Wednesday, March 1, 2006

A review ... (a rave ...)


WZ-BÜHNE

Ein Traum von einem Dandy: Sebastian Koch als Lord Goring. (Foto: Joseph Gallus Rittenberg)

Oscar Wildes "Ein idealer Gatte" in Bochum: Mit Zerbrechlichkeit wider die Verlogenheit
Superlativen: Armin Holz und Richard Gardner inszenieren Oscar Wildes "Ein idealer Gatte" mit Star-Besetzung.
Bochum. Oscar Wildes Komödie "Bunbury" hat sich zum Dauerbrenner auf deutschen Bühnen entwickelt. Dabei ist ein anderes seiner Stücke in den Schatten geraten, das er fast zeitgleich, ein Jahr vor seiner Verurteilung 1895, geschrieben hat: "Ein idealer Gatte". Eine brillante Verfilmung mit Cate Blanchett und Rupert Everett haben es in Erinnerung gerufen. Dass die Bühne daraus einen Abend der Superlative machen kann, beweist die Bochumer Inszenierung von Armin Holz.
Die Geschichte kreist um Lord und Lady Chiltern, die sich wechselseitig für makellose, ideale Ehegatten halten. Sie lassen nicht den leisesten Zweifel daran aufkommen, dass ihre Partner über jede moralische Anfechtung erhaben sind. So hat der Lord in achtzehn Jahren ein großes Vermögen erworben, ist zu politischen Ehren gelangt und gehört inzwischen zur obersten Schicht der Londoner Gesellschaft.
Das Kartenhaus droht einzustürzen, als Mrs. Cheveley bei ihm vorstellig wird und ihn mit einem Brief erpressen will, mit dem er am Anfang seiner Karriere Insiderwissen über den Bau des Suezkanals für eine hohe Summe verkauft hat.

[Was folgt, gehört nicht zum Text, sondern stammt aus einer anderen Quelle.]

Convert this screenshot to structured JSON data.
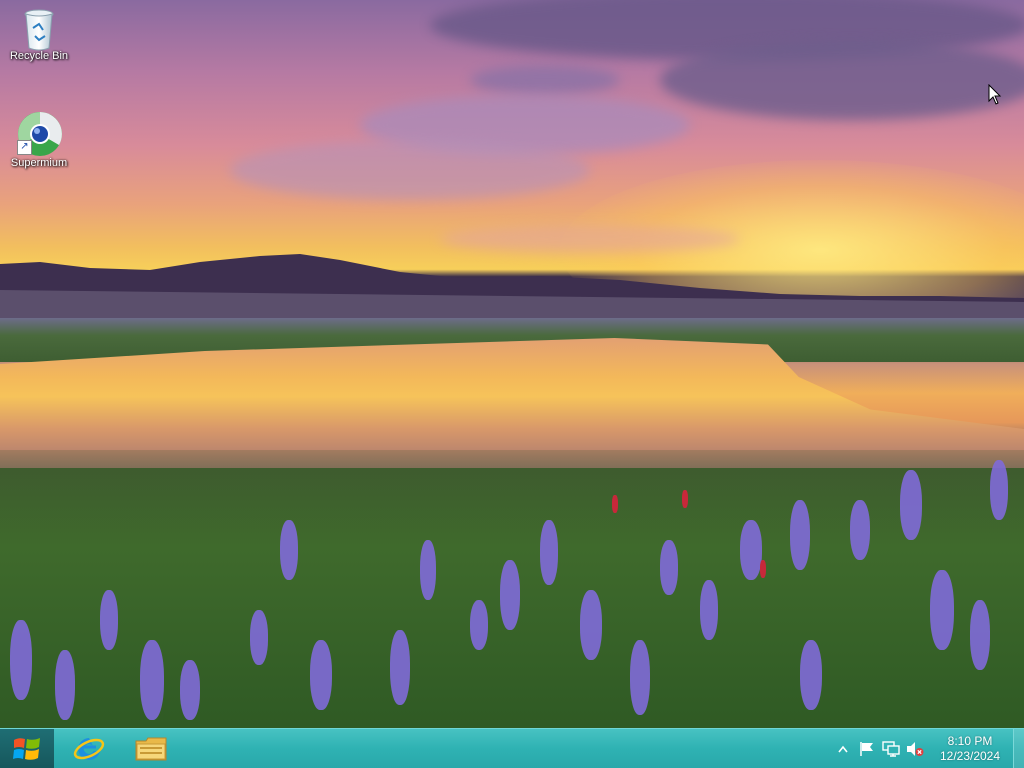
{
  "desktop": {
    "icons": [
      {
        "label": "Recycle Bin",
        "icon": "recycle-bin-icon"
      },
      {
        "label": "Supermium",
        "icon": "supermium-browser-icon",
        "shortcut": true
      }
    ]
  },
  "taskbar": {
    "start_icon": "windows-logo-icon",
    "pinned": [
      {
        "name": "Internet Explorer",
        "icon": "internet-explorer-icon"
      },
      {
        "name": "File Explorer",
        "icon": "file-explorer-icon"
      }
    ],
    "tray": {
      "icons": [
        "show-hidden-icons-chevron",
        "action-center-flag-icon",
        "network-icon",
        "volume-muted-icon"
      ],
      "time": "8:10 PM",
      "date": "12/23/2024"
    }
  },
  "colors": {
    "taskbar": "#2fb2b3",
    "start_button": "#16575c"
  }
}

Ein turbulentes Verwirrspiel beginnt.
Das Spannende der Fabel besteht darin, dass Wilde gesellschaftliche Arroganz mit politischen Hintergründen konfrontiert. Korruption, Machtversessenheit, die Rolle des Geldes und des Reichtums wirken so aktuell, als wäre die Komödie heute geschrieben. Aber Wilde beobachtet das Aufeinanderprallen von Selbstillusion und Wirklichkeit noch in der kleinsten seiner Figuren, dass die Dialoge wie ein nie erlöschendes Feuerwerk der Formulierungskunst wirken.
Regisseur Armin Holz hat mit Richard Gardner eine neue Übersetzung angefertigt, die der Vorlage in jeder Nuance gerecht wird. Zumal hat er alle Rollen mit Topkräften besetzt. Markus Boysen lässt die lordschaftlichen Krusten seiner Verdrängung nur langsam aufbrechen. Wie er sich windet, seine politische Integrität wegen einer "Jugendsünde" in Frage zu stellen und wie die Gesellschaft alles tut, um ihren "besten Mann" nicht fallen zu lassen, sondern ihn das Treppchen nach oben ins Ministeramt befördert, ist ein Kabinettstück.
Imogen Kogge steht treu an seiner Seite. Ihre Wandlungsfähigkeit ist beeindruckend. In dem neuen Film "Requiem" noch die strenge, fast fanatische Mutter, glänzt sie hier als eher verhuschte, wunderbar idealversunkene Mustergattin. Ihr Gegenpart der raffinierten Entlarvungsschlange wird von Jeanette Hain vom ersten bis zum letzten Auftritt mit nicht endenden Variationen der Bosheit garniert.
Den Gipfel der Oberhausborniertheit erklimmt Margit Carstensen als Lady Markby jeder Satz eine Schrulligkeit. Mithalten kann da problemlos Hans Diehl als Lord Caversham. Er will seinen missratenen Sohn endlich unter die Haube bringen und zu einem einigermaßen nützlichen Dasein bewegen. Hier kommt Lord Goring als sein Sohn ins Spiel. Sebastian Koch macht aus ihm die Paraderolle eines Dandys, der allen guten Ratschlägen und Weisheiten zu trotzen versteht.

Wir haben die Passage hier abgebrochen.